I respectfully see the "female lead only" as a bit sexist, if I can use modern parlance. After all, it takes two to tango, and I'm sure some men read Romances, especially mystery-romances. If I'm swimming upstream it won't be the first time. The reviews may be awful, but I only have to satisfy the man who looks back from the mirror. I'm taking my time with this and depending on more research and layers of revision. Thanks for your input.
A lot of romance is not female lead only. As I said, many have both male and female POV. But short of male/male romance, I don't know of a single romance that is solely 1st person from the male POV (though if you find one, please let me know, I'd be very curious to read it). That falls more in the er*tica category. Since romance readership is predominantly female, they want to be able to project themselves into the heroine's place, or at least relate to her, as well as seeing her through the hero's eyes (usually as favourably as possible). If you have no female POV, that will be tougher for readers to do. It's not sexist, it's just knowing your target readership and what they want.
Some men do read romance, though it is a small percentage and it's more male/male romance than male/female.
It sounds like your premise has good potential, but again, if the story is all about what the man wants, and deciding "which of them deserves his heart", that'll raise some flags for romance readers. Sure, a rogue is popular for a lot of readers, but not one who can't decide if the heroine "deserves him" after all his years of philandering. That makes him sound like an arrogant jerk, which won't appeal to female readers, unless he comes to realize what a jerk he is and has to make amends somehow, like Austen's Mr. Darcy. Readers want rogues who feel like they're not good enough for the heroine. Women want to feel good about the heroine, and themselves, after reading a romance. They don't want to be made to feel more insecure.

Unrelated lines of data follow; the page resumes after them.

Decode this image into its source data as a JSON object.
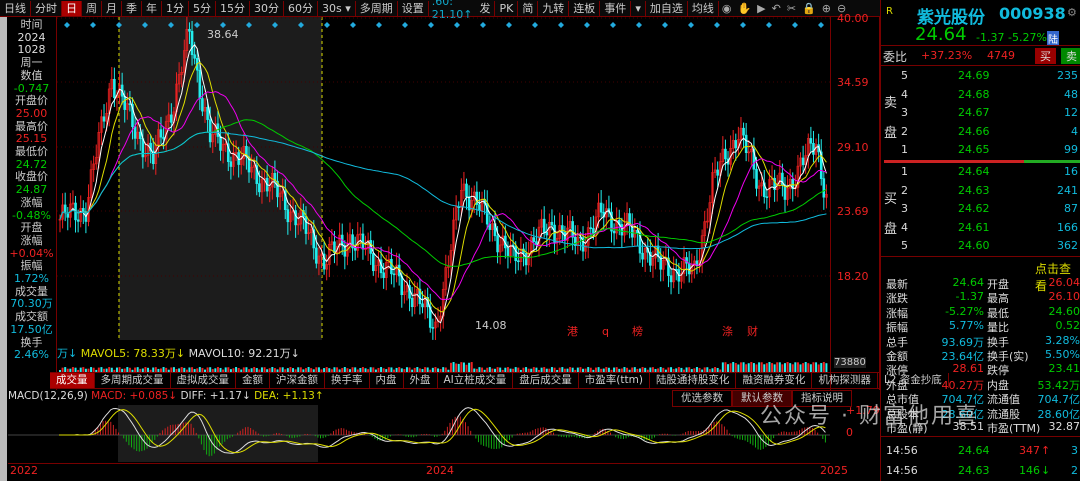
{
  "toolbar": {
    "items": [
      "日线",
      "分时",
      "日",
      "周",
      "月",
      "季",
      "年",
      "1分",
      "5分",
      "15分",
      "30分",
      "60分",
      "30s ▾",
      "多周期",
      "设置"
    ],
    "active_index": 2,
    "ma_readout": ".60: 21.10↑",
    "right_items": [
      "发",
      "PK",
      "简",
      "九转",
      "连板",
      "事件",
      "▾",
      "加自选",
      "均线"
    ],
    "tool_icons": [
      "eye-icon",
      "hand-icon",
      "play-icon",
      "undo-icon",
      "scissors-icon",
      "lock-icon",
      "zoom-in-icon",
      "zoom-out-icon"
    ]
  },
  "info": [
    [
      "时间",
      "lbl"
    ],
    [
      "2024",
      "w"
    ],
    [
      "1028",
      "w"
    ],
    [
      "周一",
      "lbl"
    ],
    [
      "数值",
      "lbl"
    ],
    [
      "-0.747",
      "g"
    ],
    [
      "开盘价",
      "lbl"
    ],
    [
      "25.00",
      "r"
    ],
    [
      "最高价",
      "lbl"
    ],
    [
      "25.15",
      "r"
    ],
    [
      "最低价",
      "lbl"
    ],
    [
      "24.72",
      "g"
    ],
    [
      "收盘价",
      "lbl"
    ],
    [
      "24.87",
      "g"
    ],
    [
      "涨幅",
      "lbl"
    ],
    [
      "-0.48%",
      "g"
    ],
    [
      "开盘",
      "lbl"
    ],
    [
      "涨幅",
      "lbl"
    ],
    [
      "+0.04%",
      "r"
    ],
    [
      "振幅",
      "lbl"
    ],
    [
      "1.72%",
      "c"
    ],
    [
      "成交量",
      "lbl"
    ],
    [
      "70.30万",
      "c"
    ],
    [
      "成交额",
      "lbl"
    ],
    [
      "17.50亿",
      "c"
    ],
    [
      "换手",
      "lbl"
    ],
    [
      "2.46%",
      "c"
    ]
  ],
  "chart": {
    "y_ticks": [
      "40.00",
      "34.59",
      "29.10",
      "23.69",
      "18.20"
    ],
    "y_values": [
      40.0,
      34.59,
      29.1,
      23.69,
      18.2
    ],
    "high_label": "38.64",
    "low_label": "14.08",
    "annotations": [
      "港",
      "q",
      "榜",
      "涤",
      "财"
    ],
    "price_path": [
      [
        0,
        23
      ],
      [
        10,
        24
      ],
      [
        20,
        35
      ],
      [
        28,
        31
      ],
      [
        36,
        28
      ],
      [
        44,
        33
      ],
      [
        50,
        38.6
      ],
      [
        58,
        30
      ],
      [
        70,
        28
      ],
      [
        85,
        25
      ],
      [
        95,
        22
      ],
      [
        102,
        19.5
      ],
      [
        112,
        21.5
      ],
      [
        125,
        19
      ],
      [
        135,
        17
      ],
      [
        145,
        14.08
      ],
      [
        150,
        19
      ],
      [
        155,
        26
      ],
      [
        165,
        23
      ],
      [
        175,
        19.5
      ],
      [
        190,
        22.5
      ],
      [
        200,
        21
      ],
      [
        210,
        23.5
      ],
      [
        220,
        22
      ],
      [
        232,
        19
      ],
      [
        245,
        18.5
      ],
      [
        252,
        26
      ],
      [
        262,
        30.5
      ],
      [
        270,
        26
      ],
      [
        280,
        25.5
      ],
      [
        292,
        29.5
      ],
      [
        296,
        25
      ]
    ],
    "colors": {
      "up": "#e22",
      "down": "#2ee",
      "ma5": "#fff",
      "ma10": "#dd0",
      "ma20": "#e0e",
      "ma60": "#0c0",
      "ma120": "#1bd"
    }
  },
  "volume": {
    "text_1": "万↓",
    "mavol5": "MAVOL5: 78.33万↓",
    "mavol10": "MAVOL10: 92.21万↓",
    "axis_label": "73880"
  },
  "tabs": [
    "成交量",
    "多周期成交量",
    "虚拟成交量",
    "金额",
    "沪深金额",
    "换手率",
    "内盘",
    "外盘",
    "AI立桩成交量",
    "盘后成交量",
    "市盈率(ttm)",
    "陆股通持股变化",
    "融资融券变化",
    "机构探测器",
    "L2 资金抄底"
  ],
  "macd": {
    "name": "MACD(12,26,9)",
    "macd": "MACD: +0.085↓",
    "diff": "DIFF: +1.17↓",
    "dea": "DEA: +1.13↑",
    "buttons": [
      "优选参数",
      "默认参数",
      "指标说明"
    ],
    "active_button": 1,
    "y_top": "+1.79",
    "y_zero": "0"
  },
  "dates": [
    "2022",
    "2024",
    "2025"
  ],
  "quote": {
    "badge": "R",
    "name": "紫光股份",
    "code": "000938",
    "price": "24.64",
    "change": "-1.37",
    "pct": "-5.27%",
    "market": "陆",
    "weibi_label": "委比",
    "weibi": "+37.23%",
    "weicha": "4749",
    "buy": "买",
    "sell": "卖",
    "asks": [
      [
        "5",
        "24.69",
        "235"
      ],
      [
        "4",
        "24.68",
        "48"
      ],
      [
        "3",
        "24.67",
        "12"
      ],
      [
        "2",
        "24.66",
        "4"
      ],
      [
        "1",
        "24.65",
        "99"
      ]
    ],
    "ask_label": [
      "卖",
      "盘"
    ],
    "bids": [
      [
        "1",
        "24.64",
        "16"
      ],
      [
        "2",
        "24.63",
        "241"
      ],
      [
        "3",
        "24.62",
        "87"
      ],
      [
        "4",
        "24.61",
        "166"
      ],
      [
        "5",
        "24.60",
        "362"
      ]
    ],
    "bid_label": [
      "买",
      "盘"
    ],
    "link": "点击查看",
    "stats": [
      [
        "最新",
        "24.64",
        "g",
        "开盘",
        "26.04",
        "r"
      ],
      [
        "涨跌",
        "-1.37",
        "g",
        "最高",
        "26.10",
        "r"
      ],
      [
        "涨幅",
        "-5.27%",
        "g",
        "最低",
        "24.60",
        "g"
      ],
      [
        "振幅",
        "5.77%",
        "c",
        "量比",
        "0.52",
        "g"
      ],
      [
        "总手",
        "93.69万",
        "c",
        "换手",
        "3.28%",
        "c"
      ],
      [
        "金额",
        "23.64亿",
        "c",
        "换手(实)",
        "5.50%",
        "c"
      ],
      [
        "涨停",
        "28.61",
        "r",
        "跌停",
        "23.41",
        "g"
      ],
      [
        "外盘",
        "40.27万",
        "r",
        "内盘",
        "53.42万",
        "g"
      ],
      [
        "总市值",
        "704.7亿",
        "c",
        "流通值",
        "704.7亿",
        "c"
      ],
      [
        "总股本",
        "28.60亿",
        "c",
        "流通股",
        "28.60亿",
        "c"
      ],
      [
        "市盈(静)",
        "38.51",
        "w",
        "市盈(TTM)",
        "32.87",
        "w"
      ]
    ],
    "ticks": [
      [
        "14:56",
        "24.64",
        "347",
        "↑",
        "r",
        "3"
      ],
      [
        "14:56",
        "24.63",
        "146",
        "↓",
        "g",
        "2"
      ]
    ]
  },
  "watermark": "公众号 · 财富他用喜"
}
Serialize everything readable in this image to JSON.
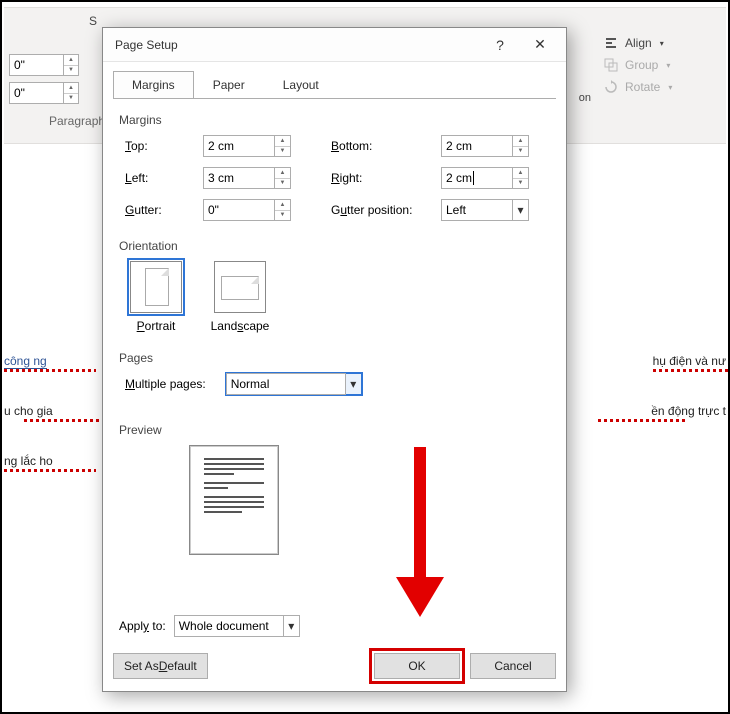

You might have a mystery with romantic elements, but honestly it doesn't sound like a romance.
Having only a male POV is uncommon, but there are examples of it being done:
The writer of Fifty Shades of Grey put out a version of book 1 from Christian's POV.
There are some modern P&P retellings from Darcy's POV.
Of course, these were done for stories that already had the female's POV.
I have read over one thousand romance books and these were the only examples of male POV / no female POV stories I could come up with. Other books, like Dresden Files, with male only POV aren't romances. It's not because all the authors are women, either. A very good male author, Rich Amooi, writes romantic comedy and has the female POV in there as well as the male in the books I've read of his so far.
Now it could be that the market is ripe for a male only POV romance because there are so few. Or it could be that there are so few because the woman dominated market wants the female POV. We've done our due diligence and cautioned about the problems that might result in trying to market a male only POV romance. Time to let the author try it out and see.
Also, I do think it would be a wonderful thing if men did read more romance, so that men's POV became more common in romance. It would say a lot about the shifting cultural norms, if men felt more comfortable reading stereotypically "mushy" stuff, and expressing their own romantic thoughts more.